Giriş Tarihi : Son Güncelleme :
Dedesinin vefatının ardından duygularını dile getiren Emre Gruda şunları söyledi:
"İlginç bir an yaşıyorum. Burada benim için bir baş hoca yatıyor, sanat adına kendi adıma pek çok şey öğrendim. Bana duygularımı kontrol etmeyi öğretmişti, o yüzden şu an ağlamıyorum. Ben onu seviyorum, hepinizin sevdiğine eminim... Türk halkının başı sağ olsun."
SANA TAKİPÇİ SATIN ALAMADIM
Son anlarında usta oyuncunun yanında olan Tümay Özokur ise şu ifadeleri kullandı:
"Dün akşamdan beri milyon şey geçti kafamdan... Çok anı, çok anlamlı bir ömür, 15 yıla yakın bir süre var. Bizim hayatımıza o kadar muhteşem bir yerden dokundu ki... Bir gün bile onun sevgisizliğini, birgün bile onun beklentili bir duygusunu hissetmedik. Duayenleri temsil etmekten, onların bana gücenmesinden gurur duyuyorum. Gidenlere ve kalanlara teşekkür ediyorum. Evet, yaz...
Evet, havalar sıcak, bir çok sebebimiz var yapacaklarımızı ertelemek için ama öyle anlar vardır ki ertelenmemesi gerekir. Bu sektörün, bu hayatın hak etmeyen insanlara hak etmediği değeri verip; hak eden insanlar karşısında suskun kalmasından nefret ediyorum. 30 seneyi geride bıraktım. Çalışmaktan bir gün bile yorulmadım. İyileri hep tenzi ederek söylüyorum. 'Duayen' dediğimiz başımızın üzerinde taşıyacağımız bu değerler için üç kuruşun pazarlığını etmekten, onları karavanlarda sığıntı gibi oturtmaktan, yapılan saygısızlıklarla mücadele etmekten çok yoruldum ben. Burada herkes olmalıydı, sıcak buna bahane değil. Sana takipçi sayısı satın alamadığım için özür diliyorum. Yeteri kadar duyuramadık affet. Gelemediği için üzülenler, mesaj atanlar var. Ama gelebilecek durumda olup gelemeyenleri de havale ediyorum.

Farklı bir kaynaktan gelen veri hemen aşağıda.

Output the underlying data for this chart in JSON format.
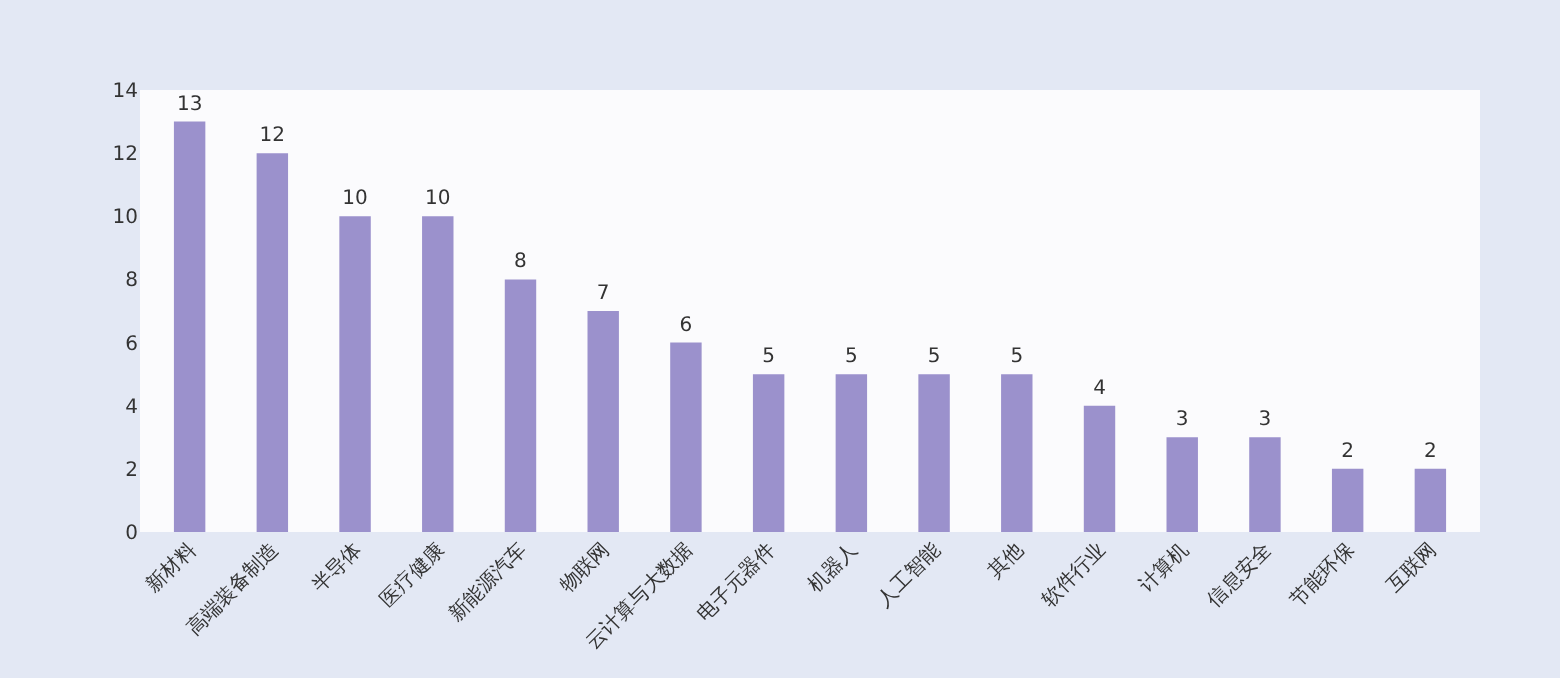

Yılmaz Abi'nin çok değerli bir sözü vardır: 'Akrabam'"
HİÇBİR ÜNLÜ GERİ DÖNMEDİ
Oyuncu Tuna Arman:
"Salona baktığım zaman çok üzgünüm. 1995 yılında aynı sahneyi paylaştım. Ayşe Abla da, Yılmaz Abi de annam babam oldu. Elvan kardeşim oldu. İyi gün, kötü gün çok şey paylaştık. Şubat ayına kadar çalışıyordu, ardından hastalandı. Mart ayında sosyal medya hesaplarımdan kan aramak için herkese yalvardım.

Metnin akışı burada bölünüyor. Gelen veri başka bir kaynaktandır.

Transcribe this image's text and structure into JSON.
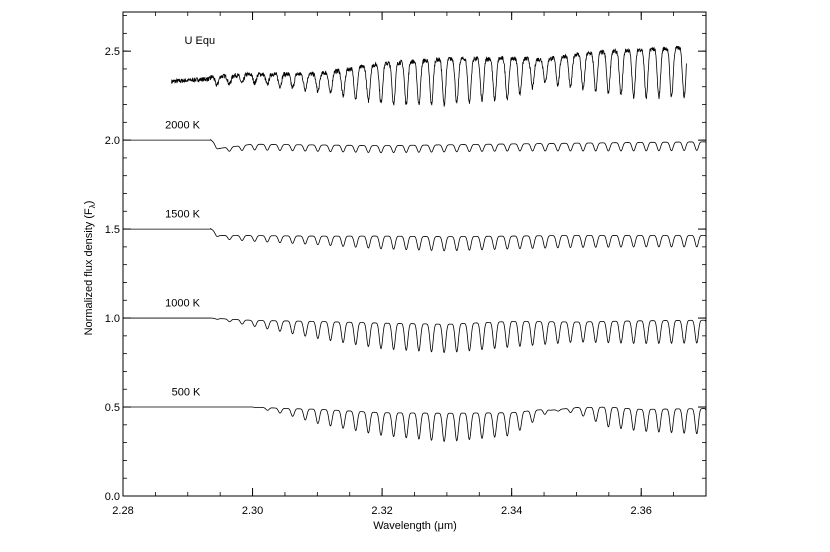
{
  "chart_data": {
    "type": "line",
    "xlabel": "Wavelength (μm)",
    "ylabel": "Normalized flux density (F",
    "ylabel_sub": "λ",
    "ylabel_close": ")",
    "xlim": [
      2.28,
      2.37
    ],
    "ylim": [
      0.0,
      2.72
    ],
    "x_ticks": [
      2.28,
      2.3,
      2.32,
      2.34,
      2.36
    ],
    "x_tick_labels": [
      "2.28",
      "2.30",
      "2.32",
      "2.34",
      "2.36"
    ],
    "y_ticks": [
      0.0,
      0.5,
      1.0,
      1.5,
      2.0,
      2.5
    ],
    "y_tick_labels": [
      "0.0",
      "0.5",
      "1.0",
      "1.5",
      "2.0",
      "2.5"
    ],
    "grid": false,
    "legend": "none",
    "series": [
      {
        "name": "U Equ",
        "baseline": 2.35,
        "x_start": 2.2875,
        "x_end": 2.367,
        "band_head": 2.2935,
        "note_shape": "noisy observed spectrum with strong CO absorption lines",
        "envelope": [
          [
            2.2875,
            0.03
          ],
          [
            2.3,
            0.03
          ],
          [
            2.31,
            0.06
          ],
          [
            2.315,
            0.1
          ],
          [
            2.32,
            0.14
          ],
          [
            2.33,
            0.16
          ],
          [
            2.34,
            0.14
          ],
          [
            2.345,
            0.08
          ],
          [
            2.35,
            0.12
          ],
          [
            2.36,
            0.17
          ],
          [
            2.367,
            0.17
          ]
        ],
        "baseline_shape": [
          [
            2.2875,
            2.33
          ],
          [
            2.3,
            2.36
          ],
          [
            2.31,
            2.35
          ],
          [
            2.32,
            2.38
          ],
          [
            2.33,
            2.4
          ],
          [
            2.34,
            2.41
          ],
          [
            2.35,
            2.44
          ],
          [
            2.36,
            2.45
          ],
          [
            2.367,
            2.46
          ]
        ],
        "label_x": 2.2895,
        "label_y": 2.54
      },
      {
        "name": "2000 K",
        "baseline": 2.0,
        "x_start": 2.28,
        "x_end": 2.37,
        "band_head": 2.2935,
        "envelope": [
          [
            2.2935,
            0.01
          ],
          [
            2.3,
            0.02
          ],
          [
            2.32,
            0.025
          ],
          [
            2.34,
            0.025
          ],
          [
            2.36,
            0.03
          ],
          [
            2.37,
            0.03
          ]
        ],
        "baseline_shape": [
          [
            2.28,
            2.0
          ],
          [
            2.2935,
            2.0
          ],
          [
            2.295,
            1.95
          ],
          [
            2.3,
            1.97
          ],
          [
            2.32,
            1.96
          ],
          [
            2.34,
            1.97
          ],
          [
            2.37,
            1.98
          ]
        ],
        "label_x": 2.2865,
        "label_y": 2.065
      },
      {
        "name": "1500 K",
        "baseline": 1.5,
        "x_start": 2.28,
        "x_end": 2.37,
        "band_head": 2.2935,
        "envelope": [
          [
            2.2935,
            0.01
          ],
          [
            2.3,
            0.02
          ],
          [
            2.31,
            0.03
          ],
          [
            2.32,
            0.045
          ],
          [
            2.33,
            0.05
          ],
          [
            2.34,
            0.045
          ],
          [
            2.36,
            0.04
          ],
          [
            2.37,
            0.04
          ]
        ],
        "baseline_shape": [
          [
            2.28,
            1.5
          ],
          [
            2.2935,
            1.5
          ],
          [
            2.295,
            1.46
          ],
          [
            2.31,
            1.45
          ],
          [
            2.33,
            1.44
          ],
          [
            2.35,
            1.45
          ],
          [
            2.37,
            1.45
          ]
        ],
        "label_x": 2.2865,
        "label_y": 1.565
      },
      {
        "name": "1000 K",
        "baseline": 1.0,
        "x_start": 2.28,
        "x_end": 2.37,
        "band_head": 2.2935,
        "envelope": [
          [
            2.2935,
            0.0
          ],
          [
            2.3,
            0.02
          ],
          [
            2.31,
            0.06
          ],
          [
            2.32,
            0.09
          ],
          [
            2.33,
            0.1
          ],
          [
            2.34,
            0.09
          ],
          [
            2.35,
            0.07
          ],
          [
            2.36,
            0.08
          ],
          [
            2.37,
            0.08
          ]
        ],
        "baseline_shape": [
          [
            2.28,
            1.0
          ],
          [
            2.2935,
            1.0
          ],
          [
            2.3,
            0.98
          ],
          [
            2.32,
            0.94
          ],
          [
            2.33,
            0.93
          ],
          [
            2.34,
            0.95
          ],
          [
            2.37,
            0.96
          ]
        ],
        "label_x": 2.2865,
        "label_y": 1.065
      },
      {
        "name": "500 K",
        "baseline": 0.5,
        "x_start": 2.28,
        "x_end": 2.37,
        "band_head": 2.2935,
        "envelope": [
          [
            2.3,
            0.0
          ],
          [
            2.305,
            0.02
          ],
          [
            2.31,
            0.05
          ],
          [
            2.32,
            0.08
          ],
          [
            2.33,
            0.1
          ],
          [
            2.34,
            0.08
          ],
          [
            2.345,
            0.02
          ],
          [
            2.346,
            0.0
          ],
          [
            2.35,
            0.02
          ],
          [
            2.355,
            0.07
          ],
          [
            2.37,
            0.09
          ]
        ],
        "baseline_shape": [
          [
            2.28,
            0.5
          ],
          [
            2.3,
            0.5
          ],
          [
            2.31,
            0.47
          ],
          [
            2.32,
            0.44
          ],
          [
            2.33,
            0.43
          ],
          [
            2.34,
            0.44
          ],
          [
            2.345,
            0.48
          ],
          [
            2.35,
            0.49
          ],
          [
            2.36,
            0.46
          ],
          [
            2.37,
            0.46
          ]
        ],
        "label_x": 2.2875,
        "label_y": 0.565
      }
    ]
  }
}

'Beş saattir acil sedyesinde yatırılıyor, bu çok önemli bir hocamız... yardım edin!' diye yalvardım. Hiçbir ünlü geri dönmedi. Vatandaşlar döndü. Cenazelerde çiçeklerinizi görüyoruz, öldüğü zaman profil fotoğraflarını değiştirip, çok güzel kelimeler yazıyorsunuz. Ama Yılmaz Gruda çok büyük isim hani 'bir daha yetiştiririz' dediniz ya bir daha yetiştiremeyiz. Herkesten rica ediyorum, bana tören yapmayın kimse bilmesin. Biz varken yaşatılmıyoruz ki, ölünce bize bir şey yapsınlar. Onu son aylarında çok kötü yaşattık. Yalvardım ama çare bulamadım."
1956 yılında girdiği Cep Tiyatrosu'nda başlayan oyunculuk serüveni, Ankara Devlet Tiyatrosu'na ait Küçük Tiyatro'da devam etti. Ankara Meydan Sahnesi ve Nisa Serezli topluluklarında görev yaptı. Bir dönem sahnelerden uzaklaşarak asıl mesleği olan memurluk hayatına dönüp muhasebecilik yaptı. Muammer Karaca Tiyatrosu'nu yönetti.